The loss, probably crossentropy loss, evaluates the raw predictions made by the model.
The accuracy evaluates a two-stage pipeline that first uses the neural network to make predictions and then uses some decision rule to classify those raw predictions into discrete categories, typically a threshold (at least in the binary case).
Especially if you go with a software-default decision rule of taking the category with the highest predicted probability, you could wind up with results that seem to contradict each other. In fact, the results do not contradict each other; they just concern different models (one of which has a decision rule on top of the neural network).
If you have a good loss value but a poor accuracy value, perhaps consider changing the decision rule for how to use the predictions made by that model with a low loss value. The easiest way to do this is by changing the threshold for classification (at least in a binary problem). A more sophisticated approach would be to use the raw model predictions, which are useful. Frank Harrell’s blog has two good posts explaining why.
Damage Caused by Classification Accuracy and Other Discontinuous Improper Accuracy Scoring Rules
Specific to your particular setup, if you do any oversampling (it is not clear that you should), leave the natural class ratio in the test data (only apply the oversampling to training data).
Loss and accuracy tend to negatively correlate, but their rank correlation is usually not $-1$. So if one model has a better loss than another model, it doesn't also necessarily have a better accurary.

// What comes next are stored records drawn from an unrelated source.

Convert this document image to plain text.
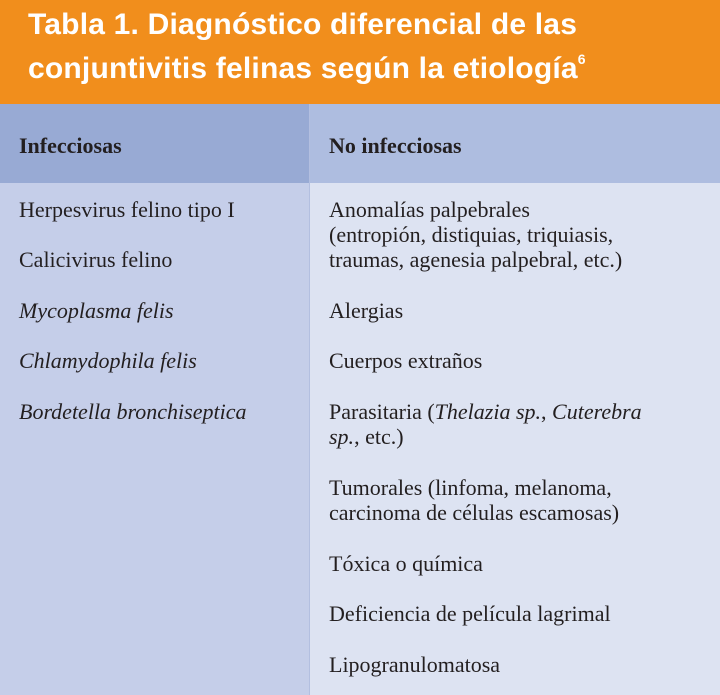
Tabla 1. Diagnóstico diferencial de las
conjuntivitis felinas según la etiología$^6$
Infecciosas	No infecciosas
Herpesvirus felino tipo I
Calicivirus felino
Mycoplasma felis
Chlamydophila felis
Bordetella bronchiseptica
Anomalías palpebrales
(entropión, distiquias, triquiasis,
traumas, agenesia palpebral, etc.)
Alergias
Cuerpos extraños
Parasitaria (Thelazia sp., Cuterebra
sp., etc.)
Tumorales (linfoma, melanoma,
carcinoma de células escamosas)
Tóxica o química
Deficiencia de película lagrimal
Lipogranulomatosa
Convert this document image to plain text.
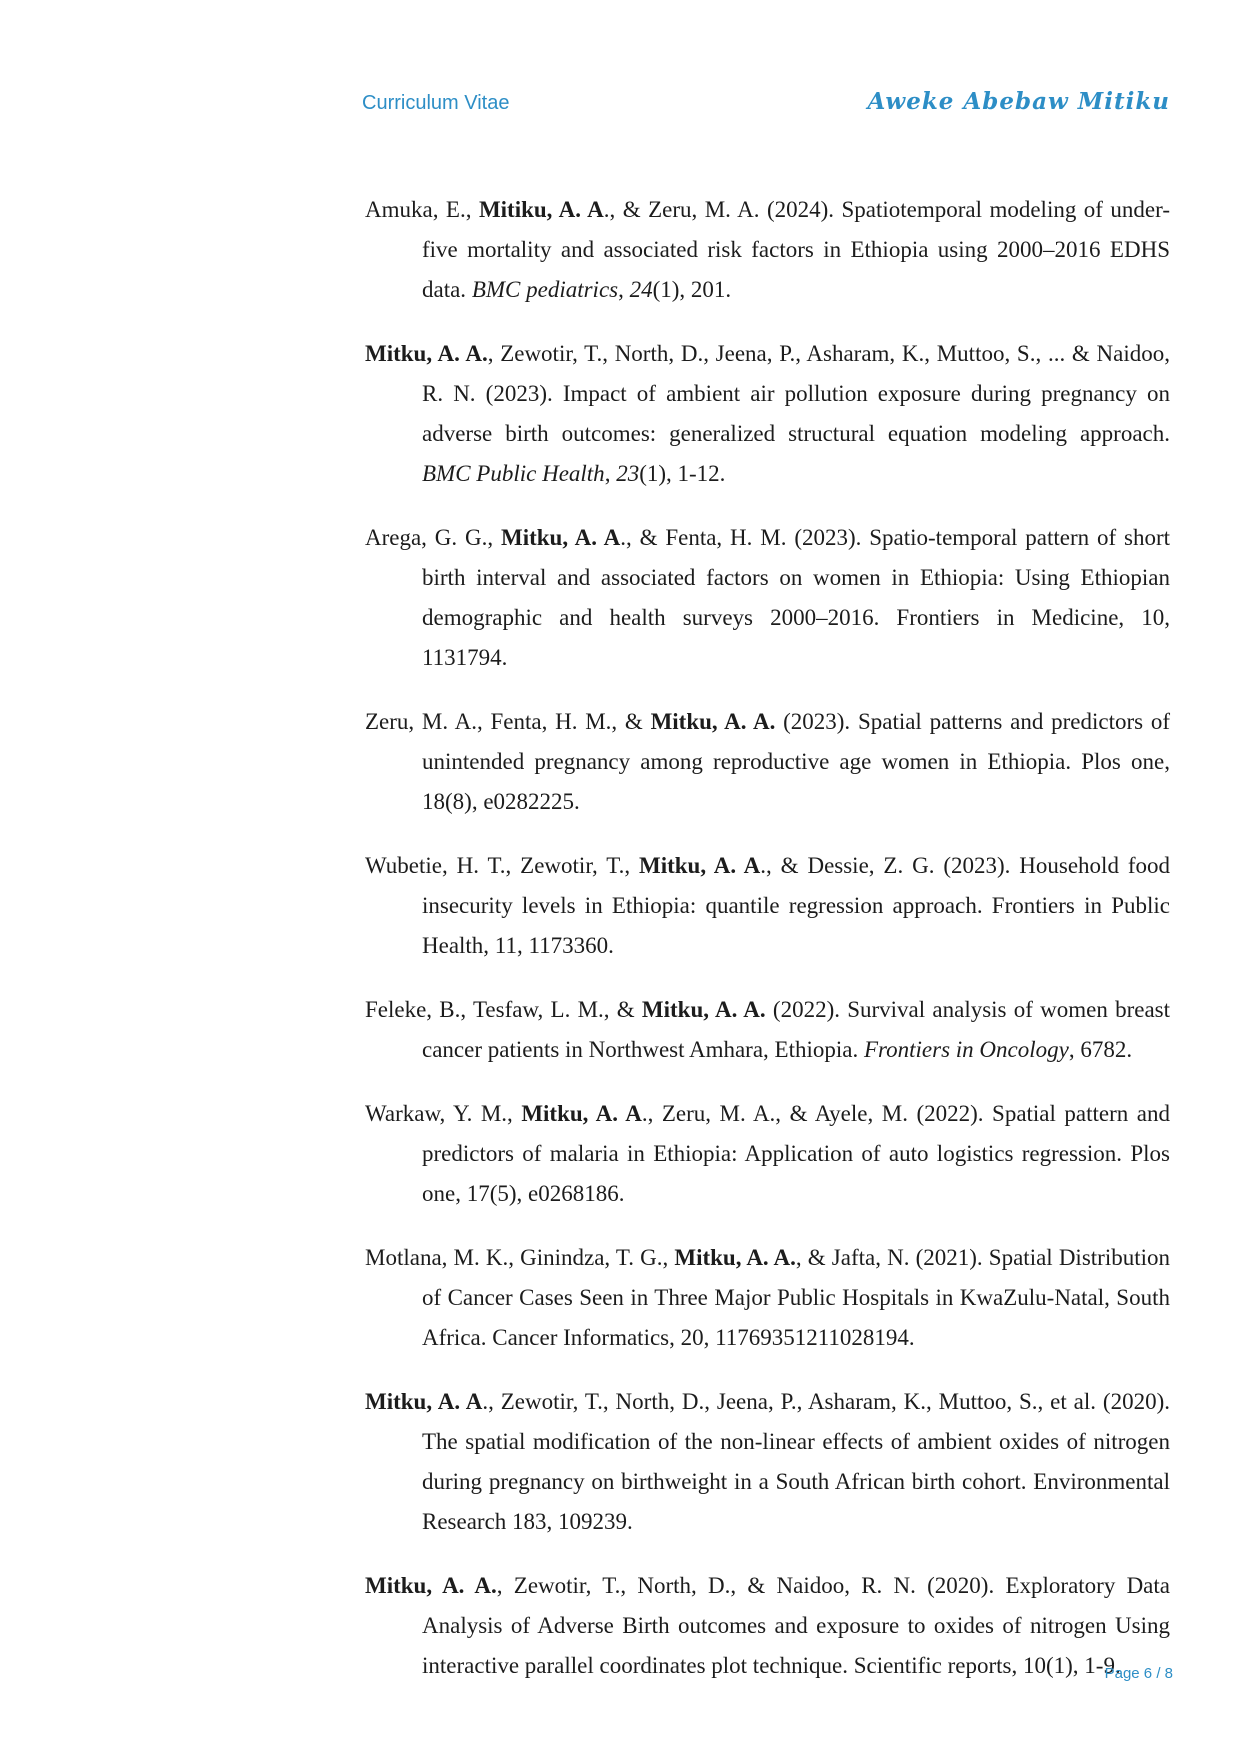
Curriculum Vitae	Aweke Abebaw Mitiku

Amuka, E., Mitiku, A. A., & Zeru, M. A. (2024). Spatiotemporal modeling of under-five mortality and associated risk factors in Ethiopia using 2000–2016 EDHS data. BMC pediatrics, 24(1), 201.

Mitku, A. A., Zewotir, T., North, D., Jeena, P., Asharam, K., Muttoo, S., ... & Naidoo, R. N. (2023). Impact of ambient air pollution exposure during pregnancy on adverse birth outcomes: generalized structural equation modeling approach. BMC Public Health, 23(1), 1-12.

Arega, G. G., Mitku, A. A., & Fenta, H. M. (2023). Spatio-temporal pattern of short birth interval and associated factors on women in Ethiopia: Using Ethiopian demographic and health surveys 2000–2016. Frontiers in Medicine, 10, 1131794.

Zeru, M. A., Fenta, H. M., & Mitku, A. A. (2023). Spatial patterns and predictors of unintended pregnancy among reproductive age women in Ethiopia. Plos one, 18(8), e0282225.

Wubetie, H. T., Zewotir, T., Mitku, A. A., & Dessie, Z. G. (2023). Household food insecurity levels in Ethiopia: quantile regression approach. Frontiers in Public Health, 11, 1173360.

Feleke, B., Tesfaw, L. M., & Mitku, A. A. (2022). Survival analysis of women breast cancer patients in Northwest Amhara, Ethiopia. Frontiers in Oncology, 6782.

Warkaw, Y. M., Mitku, A. A., Zeru, M. A., & Ayele, M. (2022). Spatial pattern and predictors of malaria in Ethiopia: Application of auto logistics regression. Plos one, 17(5), e0268186.

Motlana, M. K., Ginindza, T. G., Mitku, A. A., & Jafta, N. (2021). Spatial Distribution of Cancer Cases Seen in Three Major Public Hospitals in KwaZulu-Natal, South Africa. Cancer Informatics, 20, 11769351211028194.

Mitku, A. A., Zewotir, T., North, D., Jeena, P., Asharam, K., Muttoo, S., et al. (2020). The spatial modification of the non-linear effects of ambient oxides of nitrogen during pregnancy on birthweight in a South African birth cohort. Environmental Research 183, 109239.

Mitku, A. A., Zewotir, T., North, D., & Naidoo, R. N. (2020). Exploratory Data Analysis of Adverse Birth outcomes and exposure to oxides of nitrogen Using interactive parallel coordinates plot technique. Scientific reports, 10(1), 1-9.

Page 6 / 8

Nor vice versa.
To see that, you can make a scatter plot of accuracy vs. loss.
Which model is "better" depends on your goals. Choose a quality metric (for example loss or accuracy or something else) that matches your goals.
And ideally, train the neural network with a loss that matches your goals. For example, in medical diagnosis, you might want to penalize false negatives more than false positives, or penalize the misclassification of a dangerous disease more than that of a less dangerous one.